From the Rust guide:
To dereference (get the value being referred to rather than the reference itself)
y, we use the asterisk (*)
So I did it:
fn main() {
let x = 1;
let ptr_y = &x;
println!("x: {}, ptr_y: {}", x, *ptr_y);
}
This gives me the same results (x=1; y=1) even without an explicit dereference:
fn main() {
let x = 1;
let ptr_y = &x;
println!("x: {}, ptr_y: {}", x, ptr_y);
}
Why? Shouldn't ptr_y print the memory address and *ptr_y print 1? Is there some kind of auto-dereference or did I miss something?
Answer
Rust usually focuses on object value (i.e. the interesting part of the contents) rather than object identity (memory addresses). The implementation of Display for &T where T implements Display defers directly to the contents.

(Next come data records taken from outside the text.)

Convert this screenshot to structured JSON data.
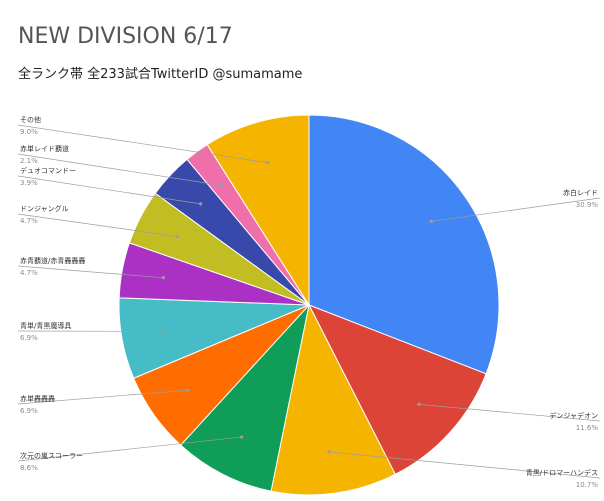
{
  "chart_data": {
    "type": "pie",
    "title": "NEW DIVISION 6/17",
    "subtitle": "全ランク帯 全233試合TwitterID @sumamame",
    "slices": [
      {
        "label": "赤白レイド",
        "percent_label": "30.9%",
        "value": 30.9,
        "color": "#4285F4"
      },
      {
        "label": "デンジャデオン",
        "percent_label": "11.6%",
        "value": 11.6,
        "color": "#DB4437"
      },
      {
        "label": "青黒/ドロマーハンデス",
        "percent_label": "10.7%",
        "value": 10.7,
        "color": "#F4B400"
      },
      {
        "label": "次元の嵐スコーラー",
        "percent_label": "8.6%",
        "value": 8.6,
        "color": "#0F9D58"
      },
      {
        "label": "赤単轟轟轟",
        "percent_label": "6.9%",
        "value": 6.9,
        "color": "#FF6D01"
      },
      {
        "label": "青単/青黒魔導具",
        "percent_label": "6.9%",
        "value": 6.9,
        "color": "#46BDC6"
      },
      {
        "label": "赤青覇道/赤青轟轟轟",
        "percent_label": "4.7%",
        "value": 4.7,
        "color": "#AB30C4"
      },
      {
        "label": "ドンジャングル",
        "percent_label": "4.7%",
        "value": 4.7,
        "color": "#C2BD22"
      },
      {
        "label": "デュオコマンドー",
        "percent_label": "3.9%",
        "value": 3.9,
        "color": "#3949AB"
      },
      {
        "label": "赤単レイド覇道",
        "percent_label": "2.1%",
        "value": 2.1,
        "color": "#F06EAA"
      },
      {
        "label": "その他",
        "percent_label": "9.0%",
        "value": 9.0,
        "color": "#F4B400"
      }
    ]
  }
}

Expanding that macro manually for the String implementation of Display:
impl<'a> Display for &'a String {
fn fmt(&self, f: &mut Formatter) -> Result {
Display::fmt(&**self, f)
}
}
That is, it is just printing its contents directly.
If you care about object identity/the memory address, you can use the Pointer formatter, {:p}:
fn main() {
let x = 1;
let ptr_y = &x;
println!("x: {}, ptr_y: {}, address: {:p}", x, ptr_y, ptr_y);
}
Output:
x: 1, ptr_y: 1, address: 0x7fff4eda6a24